From February 15th to June 30th, 2020, qualified applicants are eligible to receive a loan for up to $10 million (a “covered loan”) and to refinance any existing small business loan that was obtained through the Small Business Administration 7(a) loan program (an “SBA 7(a) loan”) if such SBA 7(a) loan was obtained between January 31, 2020 and the date that covered loans are available.
Frequently Asked Questions:
- Who can qualify for a covered loan?
- How can a borrower spend the proceeds from a covered loan?
- What are the material terms that apply to a covered loan?
- How does a borrower qualify to have a covered loan forgiven?
A. Who Can Qualify for a Covered Loan?
The following is the list of organizations and individuals that can qualify for a covered loan:
- Any small business concern, business organization, nonprofit organization, veterans organization and certain tribal business organizations if such organization was operating on February 15, 2020 and employs not more than the greater of:
- 500 employees (including employees that are employed on a full-time, part-time or other basis); or
- if applicable, the size standard in number of employees established by the Small Business Administration for the industry in which the organization operates.
- Individuals that operate as:
- a sole proprietorship;
- an independent contractor; or an individual that regularly carries on any trade or business and would be entitled to paid leave during the taxable year pursuant to the Emergency Paid Sick Leave Act if the individual were an employee of an employer (other than himself or herself).
- Any organization that employs no more than 500 employees at any single physical location and possesses an NAICS Code Number beginning with “72”, which is the designation for Accommodation and Food Services (e.g., traveler accommodations, food service contractors, caterers, mobile food services, drinking places, and full-service restaurants).

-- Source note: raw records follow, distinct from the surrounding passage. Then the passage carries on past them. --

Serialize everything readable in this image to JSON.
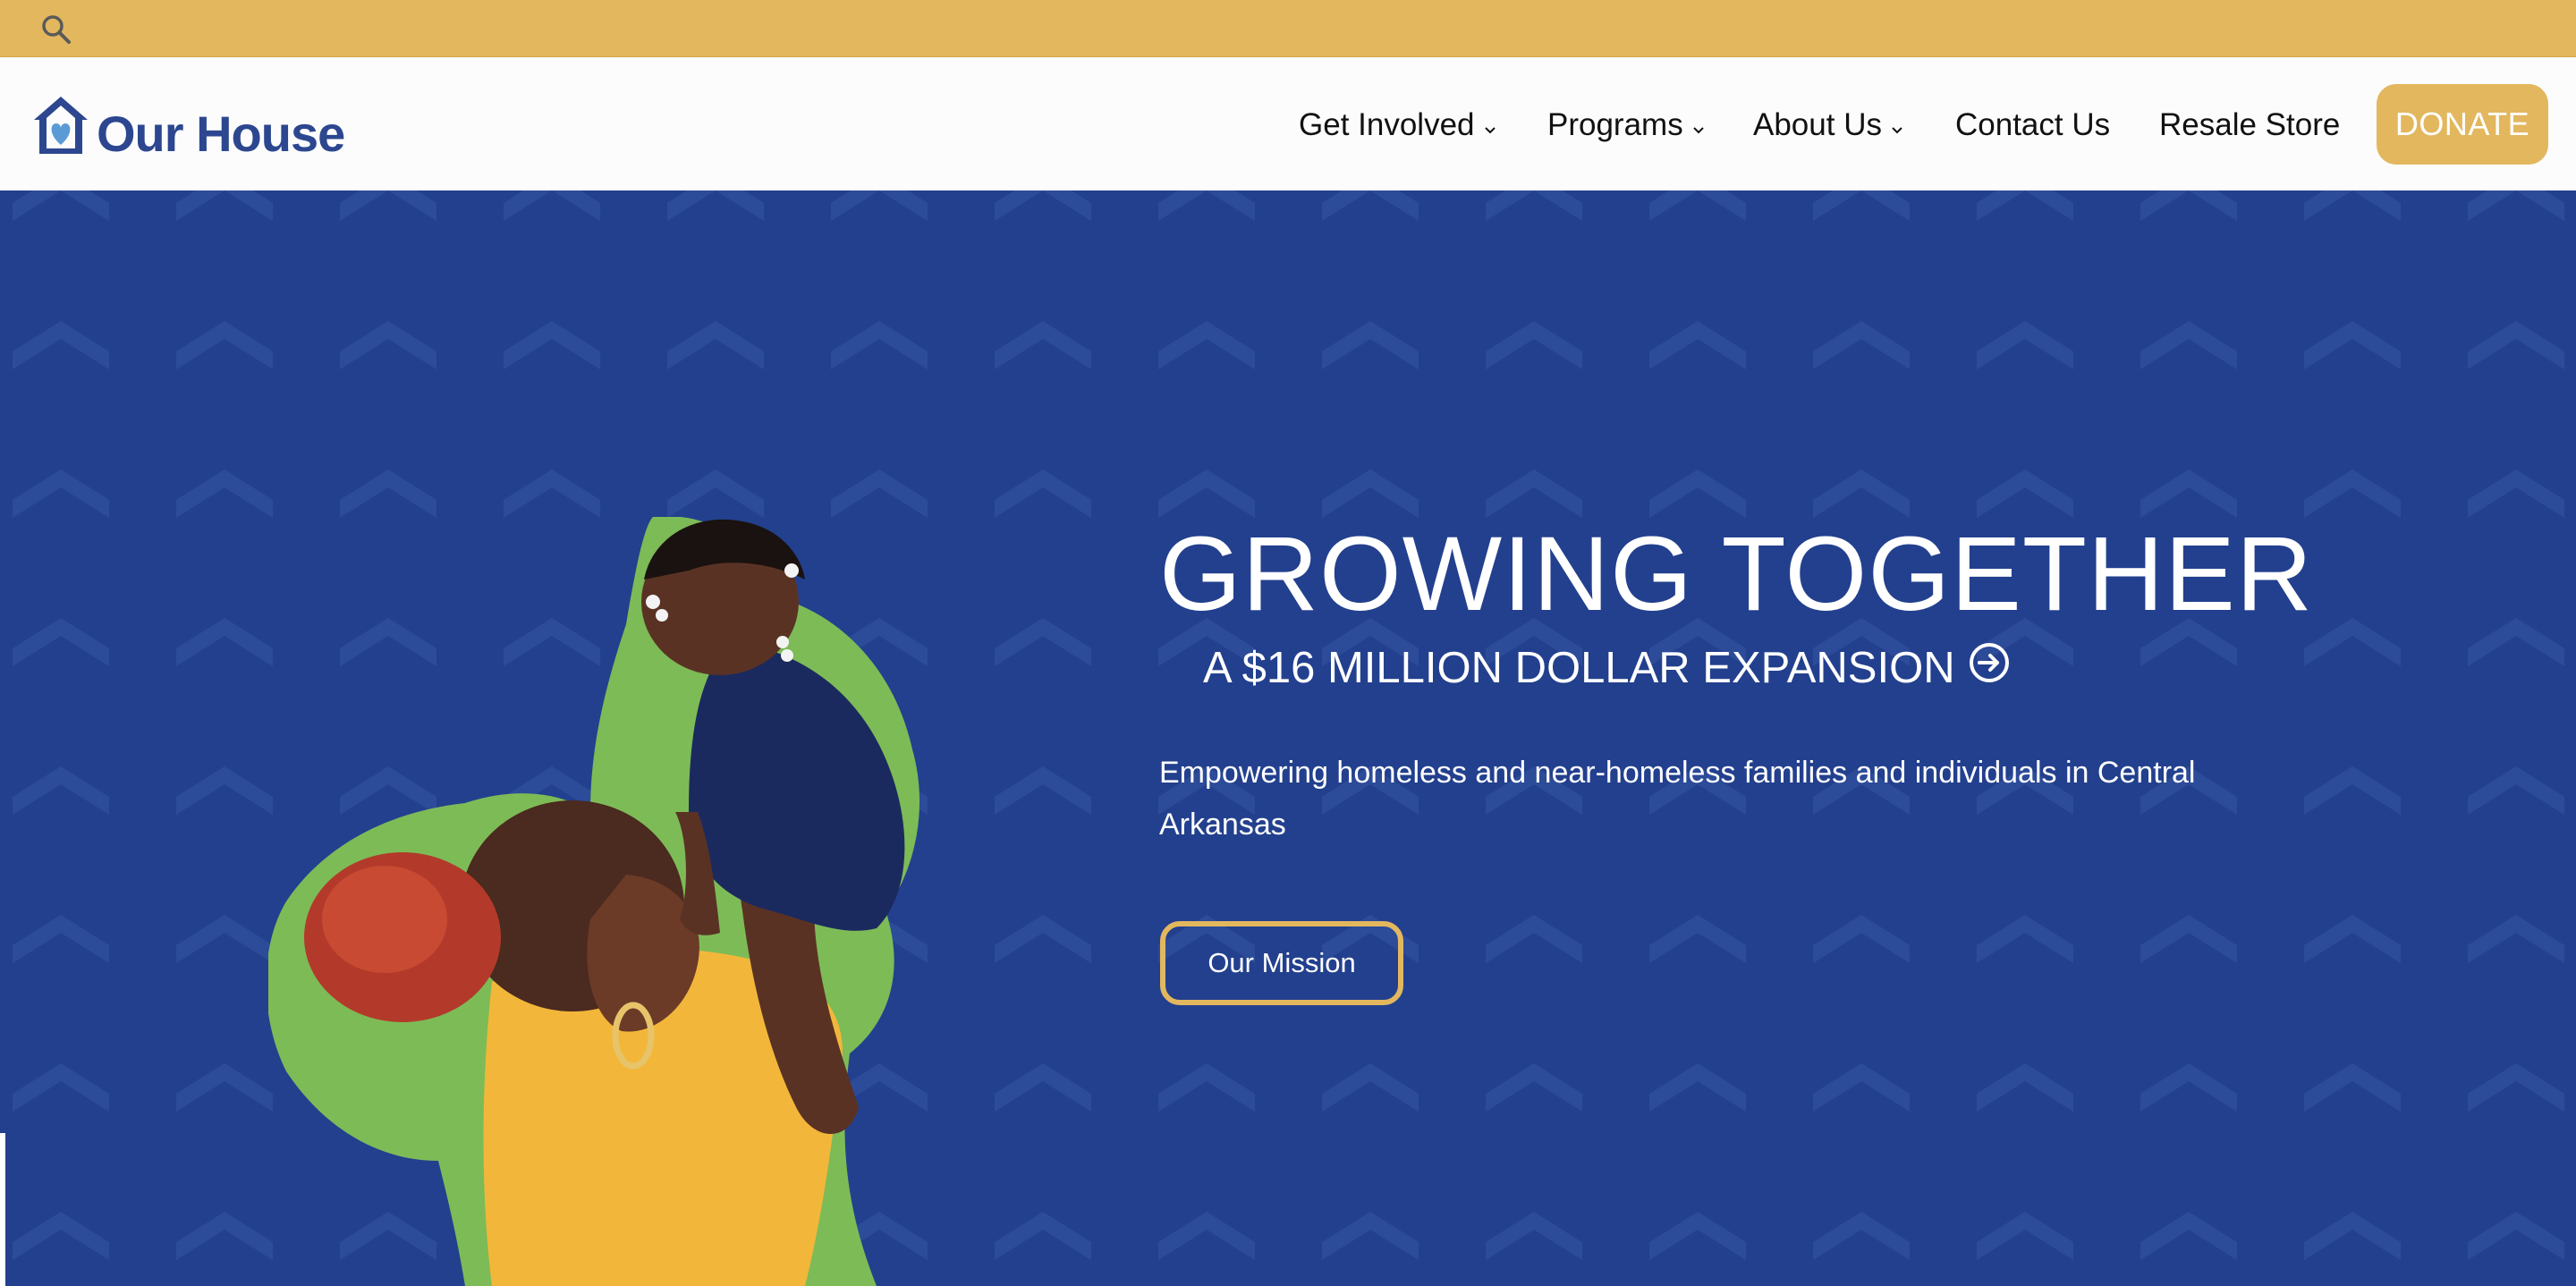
{
  "topbar": {
    "search_icon": "search-icon",
    "color": "#e2b75e"
  },
  "header": {
    "logo": {
      "text": "Our House",
      "icon": "house-heart-icon",
      "color": "#2c478f"
    },
    "nav": [
      {
        "label": "Get Involved",
        "has_dropdown": true
      },
      {
        "label": "Programs",
        "has_dropdown": true
      },
      {
        "label": "About Us",
        "has_dropdown": true
      },
      {
        "label": "Contact Us",
        "has_dropdown": false
      },
      {
        "label": "Resale Store",
        "has_dropdown": false
      }
    ],
    "donate_label": "DONATE"
  },
  "hero": {
    "title": "GROWING TOGETHER",
    "subtitle": "A $16 MILLION DOLLAR EXPANSION",
    "subtitle_icon": "arrow-right-circle-icon",
    "description": "Empowering homeless and near-homeless families and individuals in Central Arkansas",
    "button_label": "Our Mission",
    "background_color": "#23408e",
    "accent_color": "#e2b75e",
    "photo_outline_color": "#7dbb57"
  }
}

In order to determine whether an organization meets the size requirements, the organization must count its own employees and the employees of all other affiliated organizations. Organizations are deemed to be affiliated when one controls or has the power to control the other, or a third party or parties controls or has the power to control both. It does not matter whether the control is exercised, so long as the power to control exists. The Small Business Administration considers factors such as ownership, management, previous relationships with or ties to another concern, and contractual relationship in determining whether affiliation exists. For example, private equity and venture capital backed companies are generally considered to be affiliates of one another.

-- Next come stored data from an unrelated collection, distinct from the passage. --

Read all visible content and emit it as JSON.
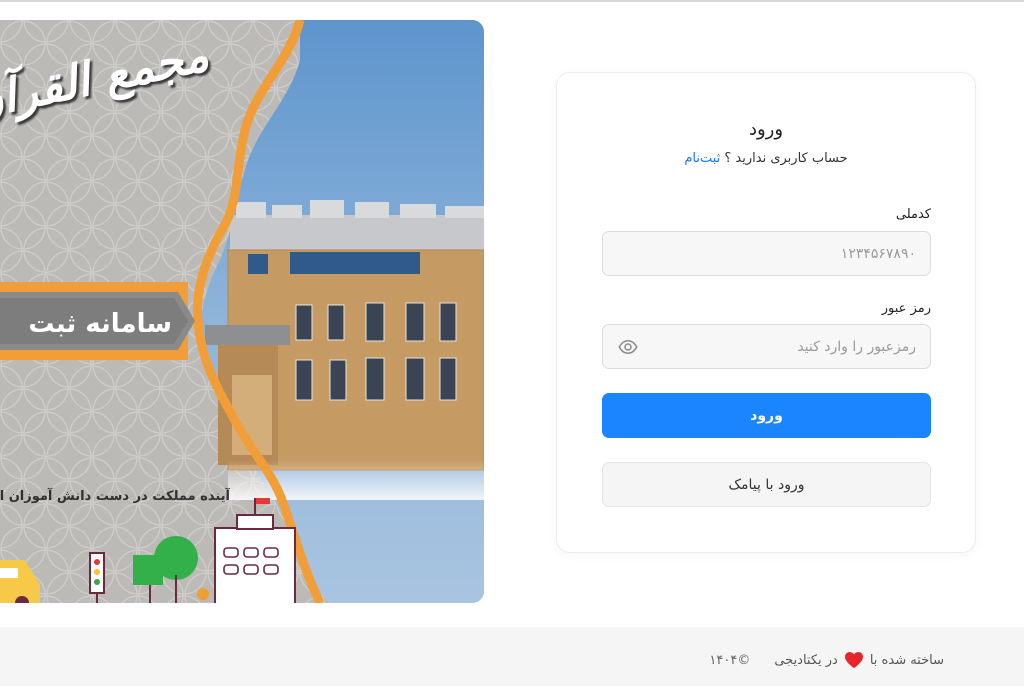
{
  "banner": {
    "title": "مجمع القرآن",
    "ribbon_text": "سامانه ثبت",
    "slogan": "آینده مملکت در دست دانش آموزان است. ("
  },
  "login": {
    "title": "ورود",
    "no_account_text": "حساب کاربری ندارید ؟",
    "register_link": "ثبت‌نام",
    "national_code_label": "کدملی",
    "national_code_placeholder": "۱۲۳۴۵۶۷۸۹۰",
    "password_label": "رمز عبور",
    "password_placeholder": "رمزعبور را وارد کنید",
    "submit_label": "ورود",
    "sms_login_label": "ورود با پیامک"
  },
  "footer": {
    "made_with": "ساخته شده با",
    "in_company": "در یکتادیجی",
    "copyright": "©۱۴۰۴"
  },
  "icons": {
    "password_toggle": "eye-icon",
    "footer_heart": "heart-icon"
  },
  "colors": {
    "primary": "#1b85ff",
    "link": "#1677ff",
    "heart": "#e8262a",
    "banner_orange": "#f29e38",
    "banner_sky": "#6d9ccc"
  }
}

The CARES Act allows the following organizations to qualify even though they would have previously been disqualified under the affiliation rules:
- Any organization that employs no more than 500 employees at any single physical location and possesses an NAICS Code Number beginning with “72”, which is the designation for Accommodation and Food Services (e.g., traveler accommodations, food service contractors, caterers, mobile food services, drinking places, and full-service restaurants);
- Franchisees that have been given an identification code by the Small Business Administration; and
- Any business organization that receives financial assistance from a Small Business Administration licensed Small Business Investment Company.
An organization or entrepreneur that meets the above-referenced criteria is considered ineligible to receive a covered loan if:
- it is engaged in illegal activity under federal, state or local law;
- it is applying as a household employer;
- 20% or more of the equity in the proposed borrower is owned by an individual that is incarcerated, on probation, on parole; presently subject to an indictment, criminal information, arraignment, or other means by which formal criminal charges are brought in any jurisdiction; or has been convicted of a felony within the last five years; the proposed borrower, its affiliated entities or its owners has ever obtained a direct or guaranteed loan from the Small Business Administration or other federal agency that is currently delinquent or has defaulted within the last seven years and caused a loss to the government.
B. How Can a Borrower Spend the Proceeds From a Covered Loan?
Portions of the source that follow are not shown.